Rowling was referred for cognitive behavioural therapy, an increasingly popular
treatment for depression that teaches how to counter negative thoughts, by her GP. It was her young daughter Jessica who kept her "grounded", she said.
"Mid-twenties life circumstances were poor and I really plummeted. The thing that made me go for help … was probably my daughter. She was something that earthed me, grounded me, and I thought, this isn't right, this can't be right, she cannot grow up with me in this state."
Ms Rowling made the remarks in a rare interview with reporter Adeel Amini for the Edinburgh University Student magazine.
Mr Amini did not return e-mails seeking comment yesterday on his "scoop", which was picked up by by the media yesterday.
But his article told how he bumped into Ms Rowling, who fiercely protects her and her family's privacy, in an Edinburgh coffee shop, and asked for an interview. Four months later he got a "private audience" with the writer.
The stories of how Ms Rowling would take her daughter to Edinburgh coffee shops, making a single cup last so she could write somewhere warm, are part of Harry Potter myth.
In the days before her record-breaking books would make her rich beyond her dreams, JK Rowling has described looking through the windows of posh New Town houses and seeing another world.
The Dementors, chilling and horrific creatures that first appeared in Harry Potter and the Prisoner of Azkaban, suck all joy and drive from their victims and take them into the depths of despair. They are widely seen as a fictional version of depression.
Ms Rowling has never denied her early struggle with depression. She recently wept when she returned to her Leith apartment for a television documentary. But she has never admitted sinking so low.
It happened after her separation from her first husband, Jorge Arantes, a Portuguese journalist. She said her usual GP was away and a replacement doctor sent her away, telling her to speak to the practice nurse if she ever felt "a bit low".
"We're talking suicidal thoughts here, we're not talking 'I'm a little bit miserable'," she said. "Two weeks later I had a phone call from my regular GP who had looked back over the notes … She called me back in and I got counselling through her.
"She absolutely saved me because I don't think I would have had the guts to go and do it twice.
I have never been remotely ashamed of having been depressed. Never," she added. "What's to be ashamed of? I went through a really rough time and I am quite proud that I got out of that."
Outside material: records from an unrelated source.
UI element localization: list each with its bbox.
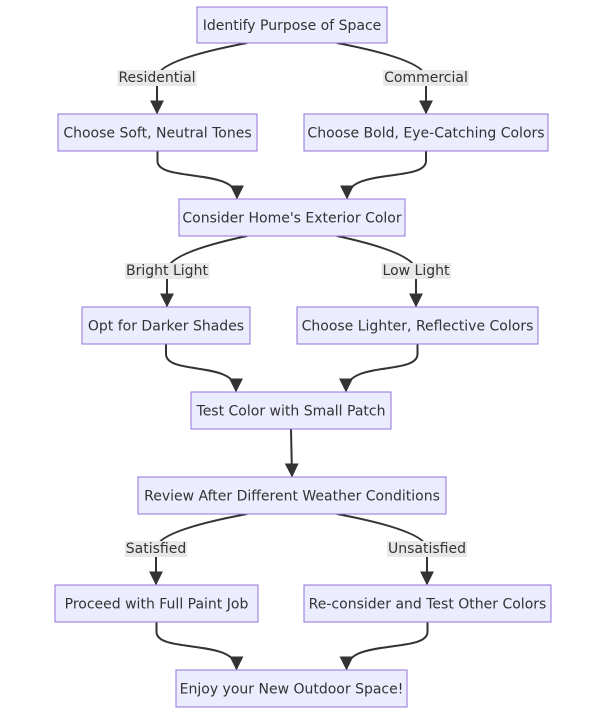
node-label: Choose Lighter, Reflective Colors (302, 319, 534, 335)
node-F: Choose Lighter, Reflective Colors (296, 306, 539, 345)
node-label: Enjoy your New Outdoor Space! (180, 682, 404, 698)
node-K: Enjoy your New Outdoor Space! (175, 669, 408, 708)
edge-label-text: Unsatisfied (388, 541, 466, 557)
node-label: Proceed with Full Paint Job (65, 597, 249, 613)
edge-label-text: Low Light (383, 263, 450, 279)
node-label: Choose Soft, Neutral Tones (63, 126, 251, 142)
node-B: Choose Soft, Neutral Tones (57, 113, 258, 152)
node-label: Test Color with Small Patch (196, 404, 386, 420)
edge-label-text: Commercial (384, 70, 468, 86)
edge-J-K (339, 622, 429, 671)
node-I: Proceed with Full Paint Job (54, 584, 259, 623)
node-label: Review After Different Weather Condition… (144, 489, 440, 505)
node-label: Identify Purpose of Space (203, 18, 382, 34)
node-label: Consider Home's Exterior Color (182, 211, 401, 227)
edge-C-D (340, 151, 427, 200)
node-E: Opt for Darker Shades (81, 306, 251, 345)
node-G: Test Color with Small Patch (190, 391, 392, 430)
edge-B-D (156, 151, 244, 200)
edge-label: Satisfied (124, 541, 188, 557)
edge-E-G (165, 344, 243, 393)
edge-label: Low Light (381, 263, 451, 279)
edge-label-text: Residential (118, 70, 195, 86)
node-D: Consider Home's Exterior Color (178, 198, 406, 237)
edge-label: Commercial (383, 70, 469, 86)
node-label: Choose Bold, Eye-Catching Colors (307, 126, 544, 142)
node-J: Re-consider and Test Other Colors (303, 584, 552, 623)
edge-label-text: Satisfied (126, 541, 186, 557)
flowchart: Residential Commercial Bright Light Low Lig… (54, 6, 552, 708)
node-label: Opt for Darker Shades (88, 319, 244, 335)
edge-G-H (284, 428, 299, 478)
edge-label-text: Bright Light (126, 263, 208, 279)
edge-label: Residential (117, 70, 197, 86)
edge-F-G (339, 344, 419, 393)
node-label: Re-consider and Test Other Colors (309, 597, 547, 613)
node-C: Choose Bold, Eye-Catching Colors (303, 113, 549, 152)
edge-label: Bright Light (125, 263, 210, 279)
node-H: Review After Different Weather Condition… (137, 476, 447, 515)
edge-label: Unsatisfied (387, 541, 467, 557)
node-A: Identify Purpose of Space (196, 6, 388, 44)
edge-I-K (155, 622, 244, 671)
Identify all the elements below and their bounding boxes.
Ms Rowling said she had "leanings towards depression" from an early age, and was in counselling for nine months. "It was absolutely invaluable. It worked for me so obviously I'm very 'pro' it."
ILLNESS THAT HAUNTED MANY WRITERS' LIVESLEO Tolstoy, Charles Dickens, Franz Kafka and Joseph Conrad are among the many writers said to have suffered from depression.
Ernest Hemingway, who won the Nobel Prize for literature, suffered from the severe mood swings of manic depression, and was treated with electroshock therapy. He killed himself with a shotgun in 1961, three weeks short of his 62nd birthday.
Charles Dickens displayed all the signs of clinical depression, experts now believe.
Sylvia Plath suffered extreme depression, and nearly killed herself at college with sleeping pills. Married to fellow poet Ted Hughes, after spending the winter in a small London flat, cold, ill and short of money, with two small children, she used a gas oven to take her own life.
F Scott Fitzgerald once wrote: "Every act of life, from the morning toothbrush to the friend at dinner, became an effort. I hated the night when I couldn't sleep and I hated the day because it went toward night."